I’m actually having trouble imagining how the good doctors convinced GSK to co-fund this large study.  Surely, everyone involved must have imagined how even a spectacular reduction in incident diabetes would be received by the academic medical community, regulators and third-party payers. 

Well…the results were spectacular.  Rosiglitazone clearly and convincingly reduced the rate of incident diabetes by nearly two-thirds in high-risk patients, compared with lifestyle instruction alone.  So, how were they received?  In short, the study results are not going to win over any skeptics.  Here’s the party line from Jaakko Tuomilehto and Nicholas Wareham, from the  Department of Public Health, University of Helsinki and MRC Epidemiology Unit, Elsie Widdowson Laboratory, Cambridge, respectively.  The U.S. concensus is unlikely to differ very much.

Overall, despite the impressive risk reduction for progression to diabetes, the lack of data on long-term benefits and side-effects, and the high cost of therapy, mean that health-care funders are unlikely to see rosiglitazone as an appropriate agent for individuals with impaired glucose regulation but low absolute cardiovascular risk. Unfortunately, the greater benefits in higher risk individuals would have to be balanced against the likely increased risk of heart failure.

Surely, the above sentiments are no surprise to the investigators.  Surely, they are of no surprise to GSK

You might reasonably wonder why, then, this study was conducted, given that the “success” of rosiglitazone was unlikely to alter treatment practices, even if the “benefits” of therapy, as evidenced by the primary endpoint of incident diabetes (and death), was clear and convincing. 

Well, I for one am interested in the effects of TZDs on beta cell function and would like to see whether long-term treatment in this population can delay or prevent microvascular complications and progression of atherosclerosis.  These questions might be addressed by additional analyses and further study during the next phase of the DREAM trial.  In particular, we’re likely to get a good sense of the effects of rosi on atherosclerotic plaque progression, thanks to a subset of subjects who had annual carotid ultrasonography.  I’m less sanguine about the ability of the study to answer these other important questions.

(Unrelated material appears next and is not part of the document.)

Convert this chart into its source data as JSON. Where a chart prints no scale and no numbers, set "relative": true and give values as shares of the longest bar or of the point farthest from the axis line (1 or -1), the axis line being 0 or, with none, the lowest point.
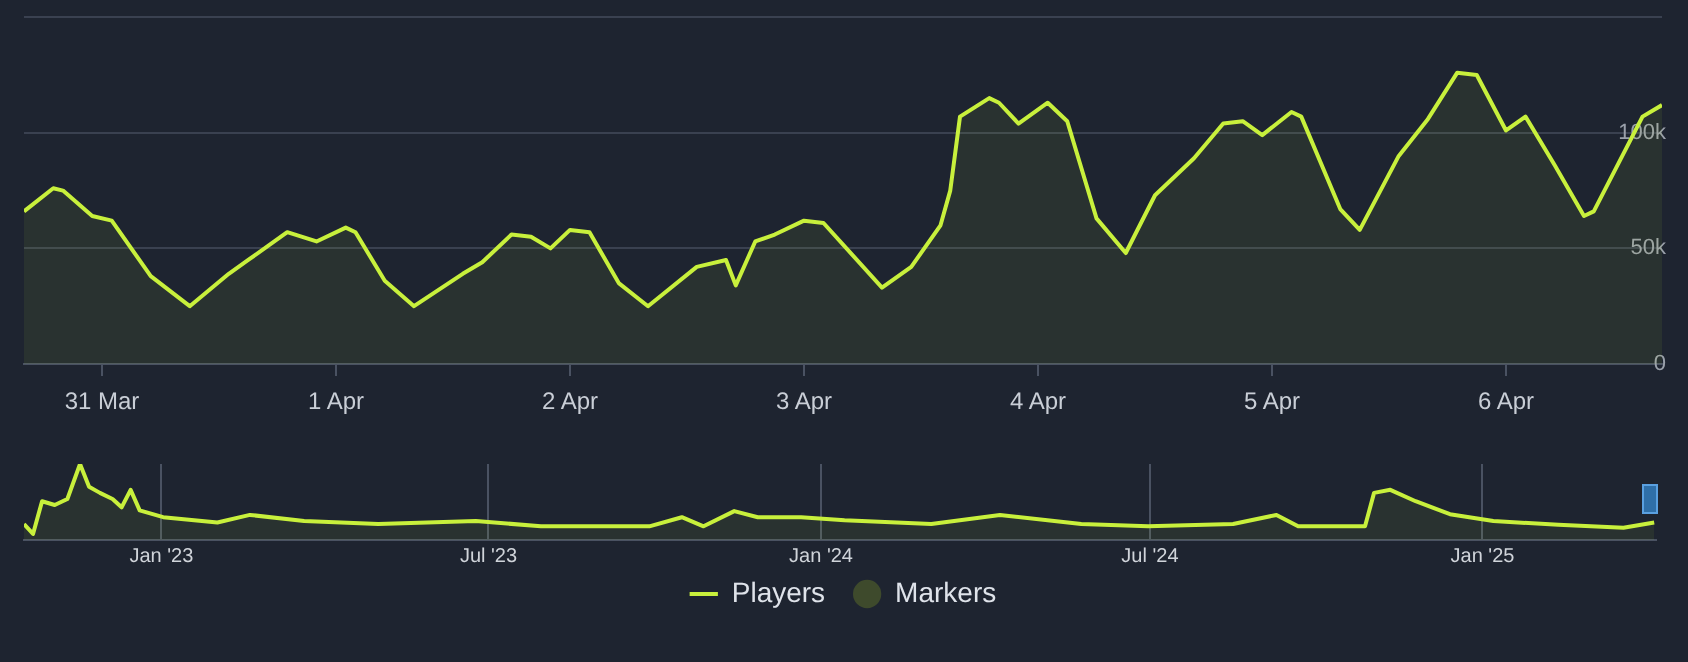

Preventing diabetes with anything but lifestyle intervention is going to be a tough sell for any company that attempts it.  An ideal preventive would dramatically reduce the risk of developing not just progression of dysglycemia but also the vascular complications related to such progression.  Short of this demonstration, which might be too much to ask of any single drug-development program, a drug therapy would have to reduce the risk of developing diabetes to an extent greater than that achievable by intensive lifestyle modification alone (i.e. by more than 50-60% compared with routine lifestyle instruction), with evidence of superior adherence to therapy and minimally increased risk helping to make the case.  Perhaps these hurdles are more than any single drug can deliver.  Or perhaps not.

If the theory that diabetes progresses via gradual impairment of beta cells is correct, it is arguably realistic to think that a drug with prescriber-friendly characteristics is within our sights.  Perhaps long-acting exenatide or the emerging DPP-IV inhibitors will be the first such drugs.  We won’t know until the studies are done.  Can you imagine how those studies will be pitched?